Mitchell WHWD

From Fine Art Wiki

These descriptions are of three works that are pieces of a whole; they’re intended to be seen together, in one room.

For some reason I have chosen to write in the third person female.

1. Green Car

The first object she noticed in the room was what appeared to be a small green car. The scale was a great deal smaller than actual size but not small enough to be a model car. It was about a meter long and half a meter tall. The structure was made of cardboard with the outside covered in a green fabric that was faded by the sun in some areas resulting in two distinct shades of green. The interior and seats were upholstered in brown wool with diagonal black stripes. It did not have any of the things that make a car a car, other than its form. It had no lights or engine or radio etc. It could not be driven from point A to point B.

She wasn’t exactly sure of the reason the car existed but she knew it had meaning, or maybe it existed in a gap between meanings. It was both something she recognized but she concluded it was only the shape that was familiar as car. The materials and function did not represent a car, as she knew it.

2. Green Wool Square with sandaled Foot

On the far wall about 10 feet from the green car, she saw a large green square painting. A closer look showed her it was a textured green piece of wool stretched over the top and bottom of a frame leaving the left and right edges or the from exposed. Covering those edges was brown packing tape. On either edge were small images cut out of the tape. The image on the left appeared abstract or she thought it might be the shape of a liver or kidney. In the image on the right edge she could barely recognize the possible shape of a figure. The object coming off the edge of the bottom right corner was a cushion in the shape and scale of a human foot. The foot cushion was wearing a leather sandal that she immediately associated with biblical times and journeys across the desert that she would have seen in films.

This work gave her the sense of someone or something being lost. She also sees the images being on the border between figure and abstraction, maybe it’s the figure that’s lost in abstraction. One image or shape can be interpreted in many ways or holds many identities depending on the viewer. The work can easily shift between figure, thing, and abstraction.


3. Drawing

The third work in the room was a drawing on the left wall facing the green square. The drawing was made of blue and ochre felt tip pen on mauve colored paper 8 x 10 inches. The image was a sort of blob like shape or two blobby shapes intersected by a vein like shape joining the two blobs. This also reminded her of an internal organ of sorts but she wasn’t sure. Inside the left blob was another from that resembled an exaggerated R shape but also somehow felt figurative, like a figure performing some kind of complicated yoga move. Now the blobs became more like a liver contorting during the movement of a body.

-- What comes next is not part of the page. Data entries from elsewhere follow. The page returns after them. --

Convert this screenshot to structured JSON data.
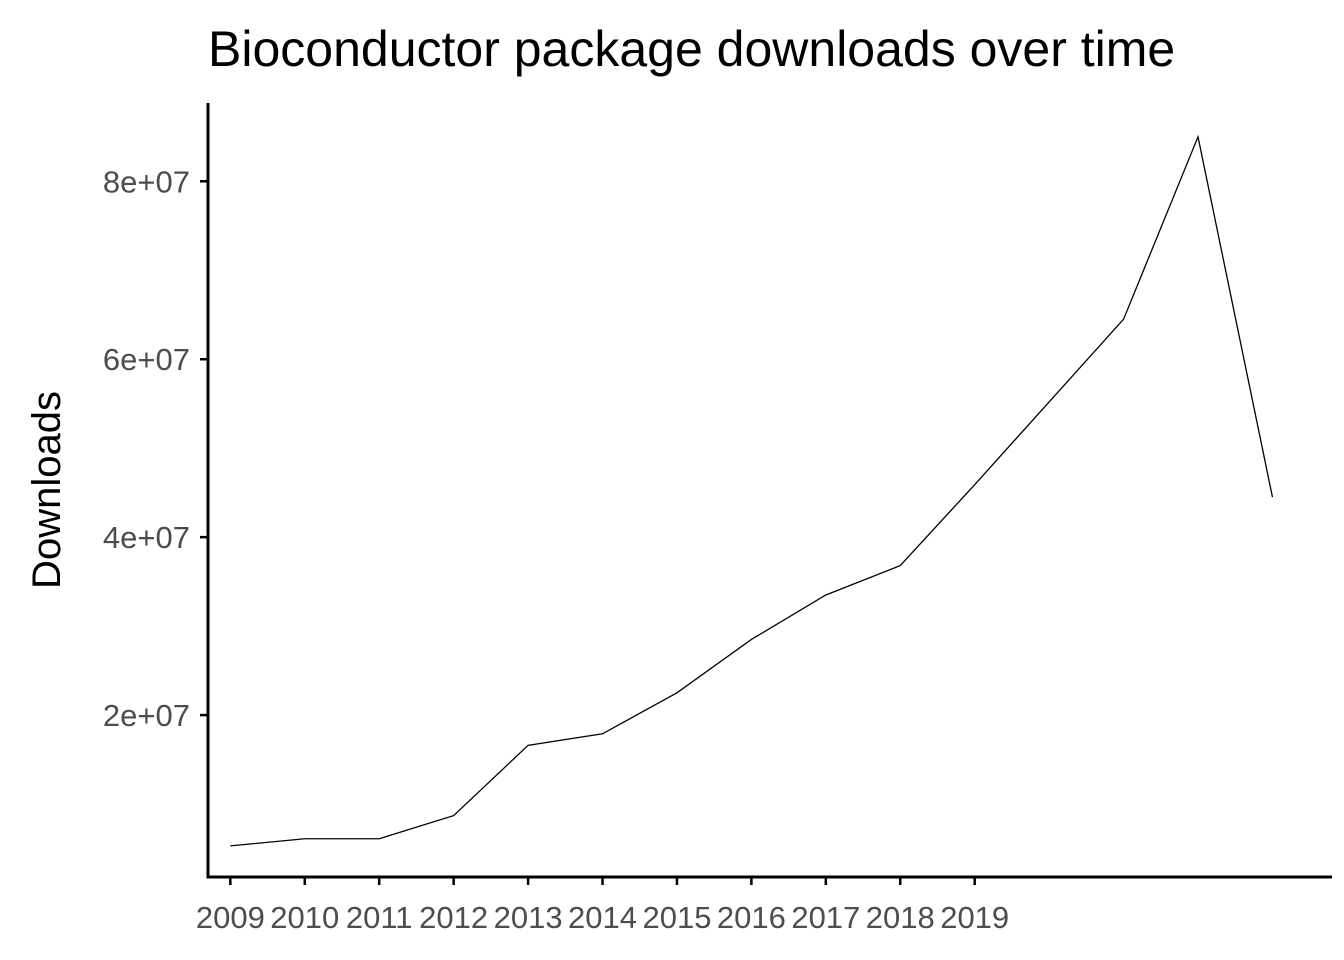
{
  "chart_data": {
    "type": "line",
    "title": "Bioconductor package downloads over time",
    "xlabel": "",
    "ylabel": "Downloads",
    "x_tick_labels": [
      "2009",
      "2010",
      "2011",
      "2012",
      "2013",
      "2014",
      "2015",
      "2016",
      "2017",
      "2018",
      "2019"
    ],
    "y_tick_labels": [
      "2e+07",
      "4e+07",
      "6e+07",
      "8e+07"
    ],
    "y_ticks": [
      20000000,
      40000000,
      60000000,
      80000000
    ],
    "x": [
      2009,
      2010,
      2011,
      2012,
      2013,
      2014,
      2015,
      2016,
      2017,
      2018,
      2019,
      2020,
      2021,
      2022,
      2023
    ],
    "series": [
      {
        "values": [
          5300000,
          6100000,
          6100000,
          8700000,
          16600000,
          17900000,
          22500000,
          28500000,
          33500000,
          36800000,
          45900000,
          55200000,
          64500000,
          85000000,
          44500000
        ]
      }
    ],
    "xlim": [
      2008.7,
      2023.8
    ],
    "ylim": [
      1800000,
      88800000
    ],
    "grid": false,
    "legend": "none"
  }
}
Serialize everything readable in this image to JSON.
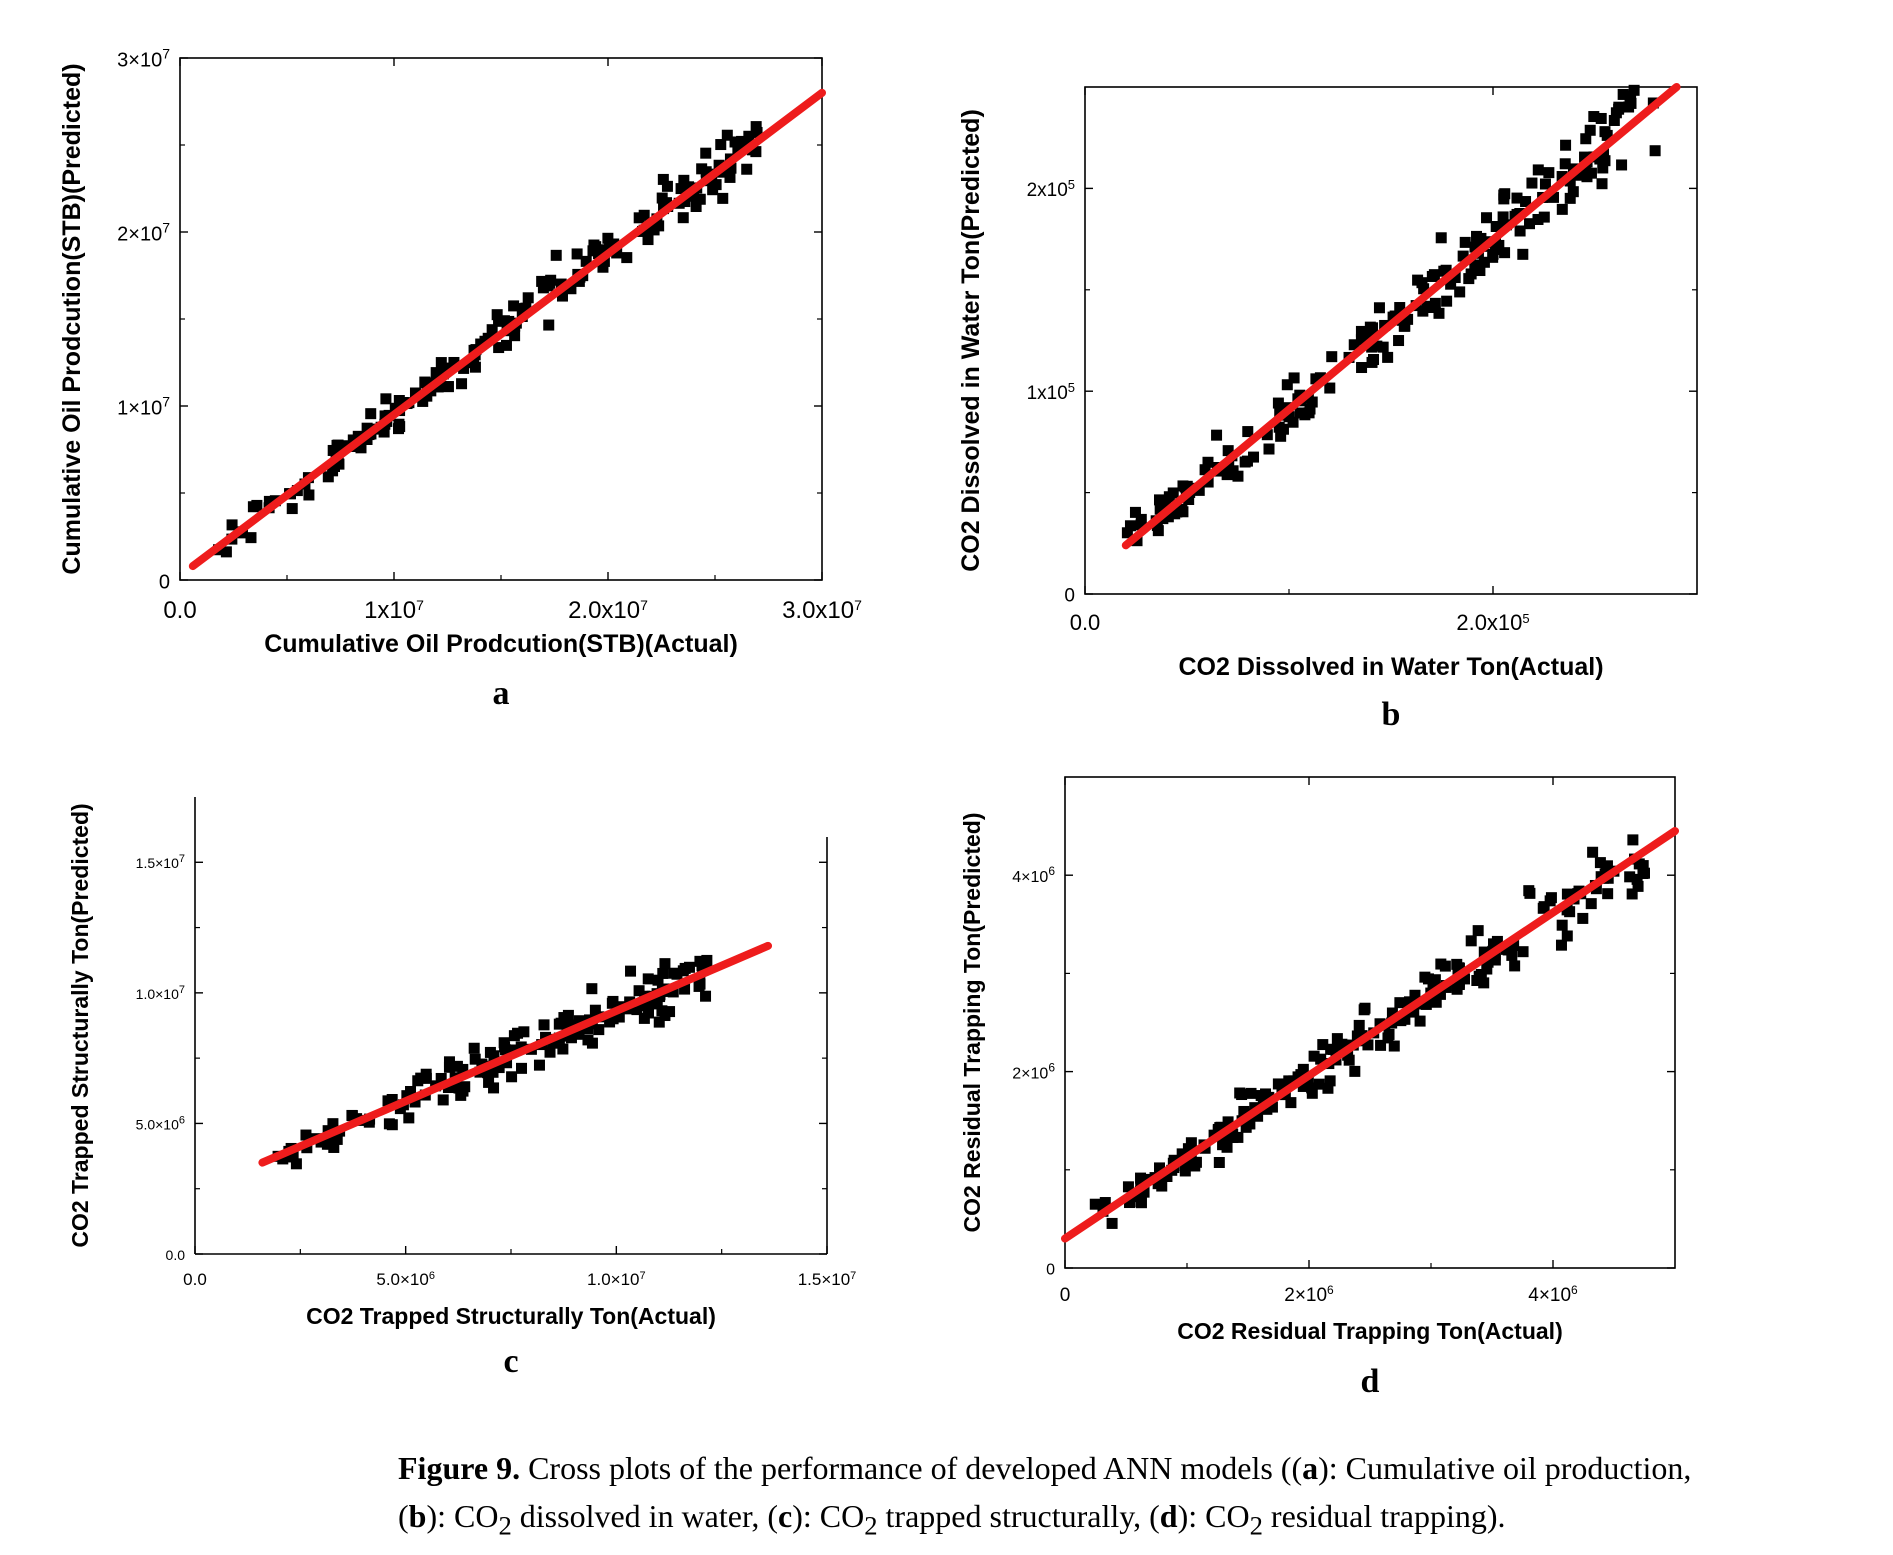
{
  "figure": {
    "caption_label": "Figure 9.",
    "caption_text": " Cross plots of the performance of developed ANN models ((",
    "caption_parts": [
      {
        "letter": "a",
        "text": "): Cumulative oil production,"
      },
      {
        "letter": "b",
        "text": "): CO",
        "sub": "2",
        "tail": " dissolved in water, ("
      },
      {
        "letter": "c",
        "text": "): CO",
        "sub": "2",
        "tail": " trapped structurally, ("
      },
      {
        "letter": "d",
        "text": "): CO",
        "sub": "2",
        "tail": " residual trapping)."
      }
    ]
  },
  "colors": {
    "marker": "#000000",
    "fit_line": "#ee1c1c",
    "axis": "#000000"
  },
  "chart_data": [
    {
      "id": "a",
      "type": "scatter",
      "panel_label": "a",
      "xlabel": "Cumulative Oil Prodcution(STB)(Actual)",
      "ylabel": "Cumulative Oil Prodcution(STB)(Predicted)",
      "xlim": [
        0,
        30000000
      ],
      "ylim": [
        0,
        30000000
      ],
      "xticks": [
        {
          "v": 0,
          "t": "0.0"
        },
        {
          "v": 10000000,
          "t": "1x10",
          "e": "7"
        },
        {
          "v": 20000000,
          "t": "2.0x10",
          "e": "7"
        },
        {
          "v": 30000000,
          "t": "3.0x10",
          "e": "7"
        }
      ],
      "yticks": [
        {
          "v": 0,
          "t": "0"
        },
        {
          "v": 10000000,
          "t": "1×10",
          "e": "7"
        },
        {
          "v": 20000000,
          "t": "2×10",
          "e": "7"
        },
        {
          "v": 30000000,
          "t": "3×10",
          "e": "7"
        }
      ],
      "fit_line": {
        "x": [
          600000,
          30000000
        ],
        "y": [
          800000,
          28000000
        ]
      },
      "n_points": 190,
      "x_range": [
        600000,
        27000000
      ],
      "slope": 0.925,
      "intercept": 300000,
      "scatter": 900000,
      "seed": 11
    },
    {
      "id": "b",
      "type": "scatter",
      "panel_label": "b",
      "xlabel": "CO2 Dissolved in Water Ton(Actual)",
      "ylabel": "CO2 Dissolved in Water Ton(Predicted)",
      "xlim": [
        0,
        300000
      ],
      "ylim": [
        0,
        250000
      ],
      "xticks": [
        {
          "v": 0,
          "t": "0.0"
        },
        {
          "v": 200000,
          "t": "2.0x10",
          "e": "5"
        }
      ],
      "yticks": [
        {
          "v": 0,
          "t": "0"
        },
        {
          "v": 100000,
          "t": "1x10",
          "e": "5"
        },
        {
          "v": 200000,
          "t": "2x10",
          "e": "5"
        }
      ],
      "fit_line": {
        "x": [
          20000,
          290000
        ],
        "y": [
          24000,
          250000
        ]
      },
      "n_points": 200,
      "x_range": [
        20000,
        280000
      ],
      "slope": 0.84,
      "intercept": 7000,
      "scatter": 12000,
      "seed": 23
    },
    {
      "id": "c",
      "type": "scatter",
      "panel_label": "c",
      "xlabel": "CO2 Trapped Structurally Ton(Actual)",
      "ylabel": "CO2 Trapped Structurally Ton(Predicted)",
      "xlim": [
        0,
        15000000
      ],
      "ylim": [
        0,
        17500000
      ],
      "xticks": [
        {
          "v": 0,
          "t": "0.0"
        },
        {
          "v": 5000000,
          "t": "5.0×10",
          "e": "6"
        },
        {
          "v": 10000000,
          "t": "1.0×10",
          "e": "7"
        },
        {
          "v": 15000000,
          "t": "1.5×10",
          "e": "7"
        }
      ],
      "yticks": [
        {
          "v": 0,
          "t": "0.0"
        },
        {
          "v": 5000000,
          "t": "5.0×10",
          "e": "6"
        },
        {
          "v": 10000000,
          "t": "1.0×10",
          "e": "7"
        },
        {
          "v": 15000000,
          "t": "1.5×10",
          "e": "7"
        }
      ],
      "fit_line": {
        "x": [
          1600000,
          13600000
        ],
        "y": [
          3500000,
          11800000
        ]
      },
      "n_points": 170,
      "x_range": [
        1900000,
        12200000
      ],
      "slope": 0.69,
      "intercept": 2400000,
      "scatter": 600000,
      "seed": 37
    },
    {
      "id": "d",
      "type": "scatter",
      "panel_label": "d",
      "xlabel": "CO2 Residual Trapping Ton(Actual)",
      "ylabel": "CO2 Residual Trapping Ton(Predicted)",
      "xlim": [
        0,
        5000000
      ],
      "ylim": [
        0,
        5000000
      ],
      "xticks": [
        {
          "v": 0,
          "t": "0"
        },
        {
          "v": 2000000,
          "t": "2×10",
          "e": "6"
        },
        {
          "v": 4000000,
          "t": "4×10",
          "e": "6"
        }
      ],
      "yticks": [
        {
          "v": 0,
          "t": "0"
        },
        {
          "v": 2000000,
          "t": "2×10",
          "e": "6"
        },
        {
          "v": 4000000,
          "t": "4×10",
          "e": "6"
        }
      ],
      "fit_line": {
        "x": [
          0,
          5000000
        ],
        "y": [
          300000,
          4450000
        ]
      },
      "n_points": 210,
      "x_range": [
        30000,
        4750000
      ],
      "slope": 0.83,
      "intercept": 300000,
      "scatter": 190000,
      "seed": 53
    }
  ]
}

In relationship to the other works in the room she began to see more clearly the pattern of the abstracted figure or a figure lost within itself. She thought about representations of a figure and what parts we might not recognize as ourselves. A hand for instance she would recognize immediately as a figure but she is less familiar with the shape of a liver even though it is much more vital to her existence than her hand. She thought about her shape and all the smaller shapes that make up her figure and at what point or what distance they become her or recognizable to her. Especially when thinking about her insides, her body is completely abstract to her.